How to protect yourself

If you go to the hospital, it’s important to understand two important financial consequences of being deemed “observation status” instead of being admitted:

  1. Being classified as “observation status” keeps Medicare’s more comprehensive hospitalization coverage from kicking in, meaning your share may be more. (Medicare Part B covers outpatient expenses; Part A covers inpatient expenses. In 2014, more than 352,000 outpatients paid more in Part B co-payments than the inpatient deductible would have been for their hospital stay, according to the Center for Medicare Advocacy.)
  2. Your days in the hospital will not count toward qualifying for Medicare’s nursing home benefit — which means you may be responsible for nursing home charges if your hospitalization is followed by nursing home care. (Nursing facility rehab services are covered only if the patient receives hospital care as an inpatient for three consecutive days.)

These facts about how observation status works are not new. What is new, however, is that hospitals are now required to tell you when you’re getting observation care and why you’re not being admitted. For years, patients often found out only when they got their bills. But now, you must be notified after you’ve received observation care for 24 hours, and no later than 36 hours.

The NOTICE Act — which stands for Notice of Observation Treatment and Implication for Care Eligibility — was passed on Aug. 6, 2015, but just recently went into effect — on March 8. Its intent was to address years of complaints from patients, health care professionals and members of Congress about observation status.

Observation status is a classification by Medicare for when someone is not well enough to be released from the hospital, but not sick enough to be admitted as an inpatient. It can give doctors more time to figure out what’s wrong.

But despite the positive points, observational status remains a controversial topic, largely because the use of it has spiked sharply in recent years. Some critics assert that federal scrutiny of hospital re-admission rates has incentivized doctors to push Medicare beneficiaries into observation status — with the hope that if a patient is never admitted, his or her return would not be counted against the hospital as a re-admission. While hospitals dispute this, the result — patients not learning until after their hospital or nursing home stay that they owe more than expected  — has added insult to injury.

The NOTICE act now removes some of that surprise sticker shock after the hospital stay.
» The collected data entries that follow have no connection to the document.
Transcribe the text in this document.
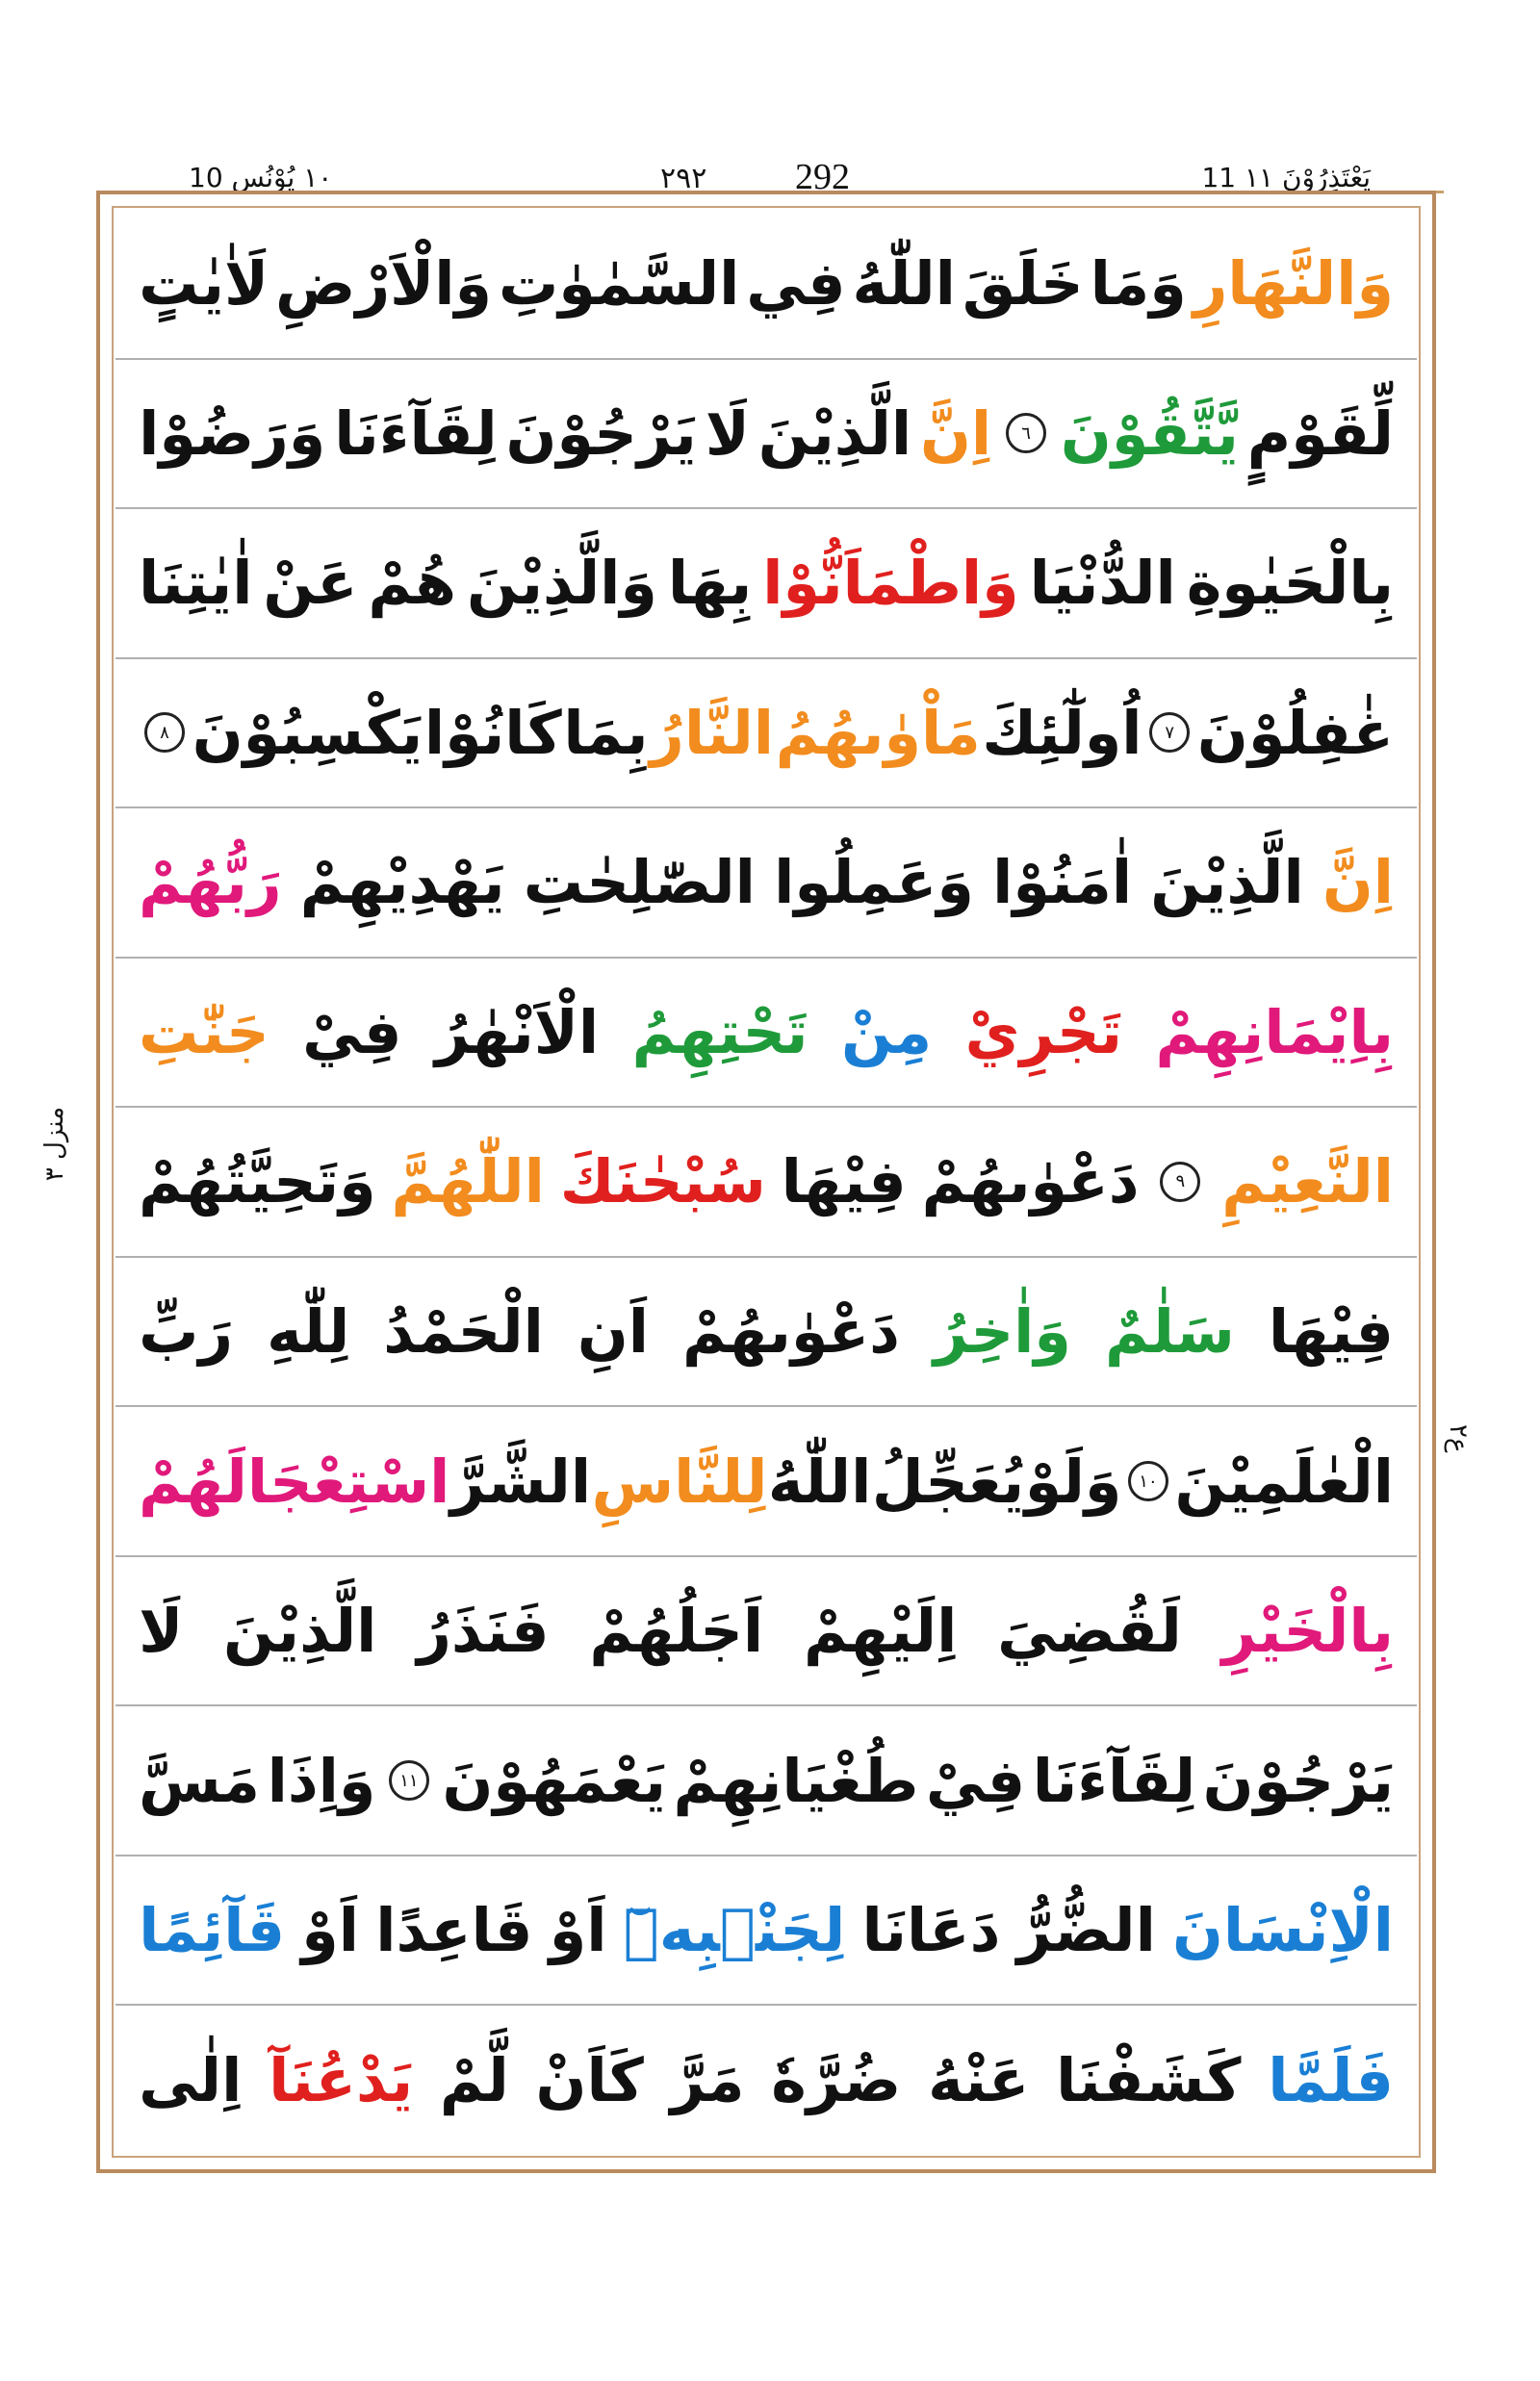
١٠ يُوْنُس 10	٢٩٢ 292	11 يَعْتَذِرُوْنَ ١١
وَالنَّهَارِ
وَمَا
خَلَقَ
اللّٰهُ
فِي
السَّمٰوٰتِ
وَالْاَرْضِ
لَاٰيٰتٍ
لِّقَوْمٍ
يَّتَّقُوْنَ
٦
اِنَّ
الَّذِيْنَ
لَا
يَرْجُوْنَ
لِقَآءَنَا
وَرَضُوْا
بِالْحَيٰوةِ
الدُّنْيَا
وَاطْمَاَنُّوْا
بِهَا
وَالَّذِيْنَ
هُمْ
عَنْ
اٰيٰتِنَا
غٰفِلُوْنَ
٧
اُولٰٓئِكَ
مَاْوٰىهُمُ
النَّارُ
بِمَا
كَانُوْا
يَكْسِبُوْنَ
٨
اِنَّ
الَّذِيْنَ
اٰمَنُوْا
وَعَمِلُوا
الصّٰلِحٰتِ
يَهْدِيْهِمْ
رَبُّهُمْ
بِاِيْمَانِهِمْ
تَجْرِيْ
مِنْ
تَحْتِهِمُ
الْاَنْهٰرُ
فِيْ
جَنّٰتِ
النَّعِيْمِ
٩
دَعْوٰىهُمْ
فِيْهَا
سُبْحٰنَكَ
اللّٰهُمَّ
وَتَحِيَّتُهُمْ
فِيْهَا
سَلٰمٌ
وَاٰخِرُ
دَعْوٰىهُمْ
اَنِ
الْحَمْدُ
لِلّٰهِ
رَبِّ
الْعٰلَمِيْنَ
١٠
وَلَوْ
يُعَجِّلُ
اللّٰهُ
لِلنَّاسِ
الشَّرَّ
اسْتِعْجَالَهُمْ
بِالْخَيْرِ
لَقُضِيَ
اِلَيْهِمْ
اَجَلُهُمْ
فَنَذَرُ
الَّذِيْنَ
لَا
يَرْجُوْنَ
لِقَآءَنَا
فِيْ
طُغْيَانِهِمْ
يَعْمَهُوْنَ
١١
وَاِذَا
مَسَّ
الْاِنْسَانَ
الضُّرُّ
دَعَانَا
لِجَنْۢبِهٖٓ
اَوْ
قَاعِدًا
اَوْ
قَآئِمًا
فَلَمَّا
كَشَفْنَا
عَنْهُ
ضُرَّهٗ
مَرَّ
كَاَنْ
لَّمْ
يَدْعُنَآ
اِلٰى
منزل ٣
ع٢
So now, if you learn you’re considered in observation status, you at least know the financial consequences beforehand, versus when it’s too late, and can discuss your treatment options.

As the Medicare.gov website says, you have certain guaranteed rights as a Medicare beneficiary, including the right to learn about all of your treatment choices and participate in treatment decisions. You also can appeal certain decisions about health care payment, coverage of services and prescription drug coverage.